À Tokyo, les endroits les plus populaires pour profiter des illuminations de Noël sont Ginza, Roppongi Hills, Ebisu et Omote-sandô. Quand j’étais étudiante, j’étais capable de marcher de Shimokitazawa jusqu’à Yotsuya, tout ça pour éviter de prendre le métro. J’aurais pu passer ma soirée en marchant jusqu’à Aoyama... mais cela faisait tout de même un peu loin. Je décidais de marcher au moins jusqu’au sanctuaire Hie, d’y faire éventuellement un petit tour nocturne — j’adorais l’ambiance des sanctuaires shintô la nuit — et de prendre le métro à Akasaka. J’envoyai un message à Hide pour lui dire où j’étais, un protocole qu’il me forçait à suivre depuis l’histoire avec le Si Hai Bang.

Ma soirée entre copines est terminée. Je rentre à pied.

La réponse ne se fit pas attendre :

De Ginza ??? Yûji vient te chercher avec la voiture.

Je lui répondis que ce n’était pas la peine, que je voulais marcher, et que je prendrais le métro à Akasaka. Il n’insista pas.

Je finis d’ici une heure. Je veux que tu sois à la maison quand je rentre. Sinon, j’envoie Masa et ses hommes. Envoie-moi ton itinéraire.

Masa et sa brigade de tueurs échappés de Pyongyang... La menace ultime. Je pris une capture d’écran du petit parcours que je m’étais tracé pour calmer Hide. Je savais que Masa avait un appareil pouvant tracer les téléphones, qu’il avait les coordonnées du mien et n’hésiterait pas à s’en servir le cas échéant. Masa avait gardé l’aura d’un grand-frère pas trop commode, et je restais gênée en sa présence : après tout, je lui avais fait perdre un auriculaire. Heureusement qu’il tirait de l’autre main...

Sur la grande avenue, je passai devant le restaurant d’oden où Momoka m’avait donné rendez-vous il y a quelques mois. Puis devant le grand magasin Wakô, où se fournissait la famille impériale. Au bout de l’avenue, il y avait le palais impérial, dont on ne voyait que les immenses jardins, et toutes les infrastructures de la politique japonaise, comme le Parlement. C’est vrai que ça faisait une sacrée trotte jusqu’au sanctuaire Hie... Je n’étais pas au bout de mes peines. Heureusement, je portais des chaussures plates.
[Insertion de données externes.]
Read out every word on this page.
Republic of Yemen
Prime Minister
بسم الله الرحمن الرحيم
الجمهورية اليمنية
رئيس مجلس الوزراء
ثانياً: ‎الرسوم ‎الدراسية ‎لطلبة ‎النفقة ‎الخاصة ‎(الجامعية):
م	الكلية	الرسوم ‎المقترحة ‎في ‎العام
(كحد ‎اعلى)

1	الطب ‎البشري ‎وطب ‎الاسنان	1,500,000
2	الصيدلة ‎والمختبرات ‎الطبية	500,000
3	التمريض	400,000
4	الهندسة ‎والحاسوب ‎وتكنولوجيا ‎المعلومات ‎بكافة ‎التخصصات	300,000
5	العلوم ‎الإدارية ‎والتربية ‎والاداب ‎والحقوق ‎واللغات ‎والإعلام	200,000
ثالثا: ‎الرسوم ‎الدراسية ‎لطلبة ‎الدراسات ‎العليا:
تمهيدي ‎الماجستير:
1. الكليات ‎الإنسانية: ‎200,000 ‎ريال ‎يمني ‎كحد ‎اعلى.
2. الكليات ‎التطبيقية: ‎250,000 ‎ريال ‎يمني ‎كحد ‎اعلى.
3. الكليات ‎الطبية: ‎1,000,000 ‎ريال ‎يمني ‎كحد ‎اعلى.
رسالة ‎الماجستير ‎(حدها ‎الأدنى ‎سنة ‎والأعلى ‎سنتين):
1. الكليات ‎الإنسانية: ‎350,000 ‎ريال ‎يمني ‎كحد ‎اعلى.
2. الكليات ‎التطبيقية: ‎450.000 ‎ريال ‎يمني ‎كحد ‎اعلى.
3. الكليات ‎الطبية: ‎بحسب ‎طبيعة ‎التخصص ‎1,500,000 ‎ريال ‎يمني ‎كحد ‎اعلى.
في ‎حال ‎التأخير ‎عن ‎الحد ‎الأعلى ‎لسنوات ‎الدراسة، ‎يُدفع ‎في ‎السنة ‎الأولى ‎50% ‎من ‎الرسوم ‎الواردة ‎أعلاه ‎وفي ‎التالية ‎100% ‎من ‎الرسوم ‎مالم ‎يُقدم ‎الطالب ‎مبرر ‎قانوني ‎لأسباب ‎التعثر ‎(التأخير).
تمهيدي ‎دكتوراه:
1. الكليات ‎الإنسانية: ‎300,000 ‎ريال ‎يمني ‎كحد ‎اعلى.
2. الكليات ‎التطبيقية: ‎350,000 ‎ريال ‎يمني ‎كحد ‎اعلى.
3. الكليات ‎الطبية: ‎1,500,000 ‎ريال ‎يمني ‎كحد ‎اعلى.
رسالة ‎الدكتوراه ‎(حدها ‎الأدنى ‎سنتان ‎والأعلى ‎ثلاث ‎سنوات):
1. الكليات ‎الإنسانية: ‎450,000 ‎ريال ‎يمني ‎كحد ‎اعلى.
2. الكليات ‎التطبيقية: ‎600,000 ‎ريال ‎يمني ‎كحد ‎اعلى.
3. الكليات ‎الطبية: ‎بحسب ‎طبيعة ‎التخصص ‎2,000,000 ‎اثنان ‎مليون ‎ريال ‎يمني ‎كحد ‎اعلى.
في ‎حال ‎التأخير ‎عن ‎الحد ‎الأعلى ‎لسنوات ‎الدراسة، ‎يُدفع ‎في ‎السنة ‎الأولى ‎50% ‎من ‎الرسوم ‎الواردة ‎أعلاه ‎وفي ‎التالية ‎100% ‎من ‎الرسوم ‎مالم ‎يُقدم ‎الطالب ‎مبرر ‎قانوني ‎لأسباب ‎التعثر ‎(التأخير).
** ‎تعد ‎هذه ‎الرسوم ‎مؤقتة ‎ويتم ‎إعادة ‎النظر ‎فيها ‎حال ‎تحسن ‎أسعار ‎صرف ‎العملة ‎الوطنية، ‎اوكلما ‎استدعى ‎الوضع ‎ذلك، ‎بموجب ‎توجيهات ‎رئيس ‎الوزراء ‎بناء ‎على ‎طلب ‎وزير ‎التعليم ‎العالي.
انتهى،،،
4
J’étais en train de penser à tout ça lorsqu’une silhouette familière sortit d’un immeuble devant moi. Ce pas vif et gracieux, ce port de tête altier, ces longs cheveux couleur miel, soigneusement coiffés... Noa.

Je ne sais pas ce qui me prit. Je me mis à accélérer le pas pour la rattraper. Je ressentais comme un besoin urgent de lui parler. Pourtant, je me doutais bien que j’étais la dernière personne qu’elle aurait envie de rencontrer, et normalement, cela aurait dû être réciproque. J’avais lutté pendant des mois avec elle pour récupérer mon passeport, puis pour gagner les faveurs d’Hide... et ce dernier l’avait quittée en lui disant qu’il ne voulait plus jamais la voir. Elle m’avait même vendue à un gang chinois, qui m’avait enlevée... mais il fallait que je lui pose certaines questions, pour qu’elle cesse de me hanter.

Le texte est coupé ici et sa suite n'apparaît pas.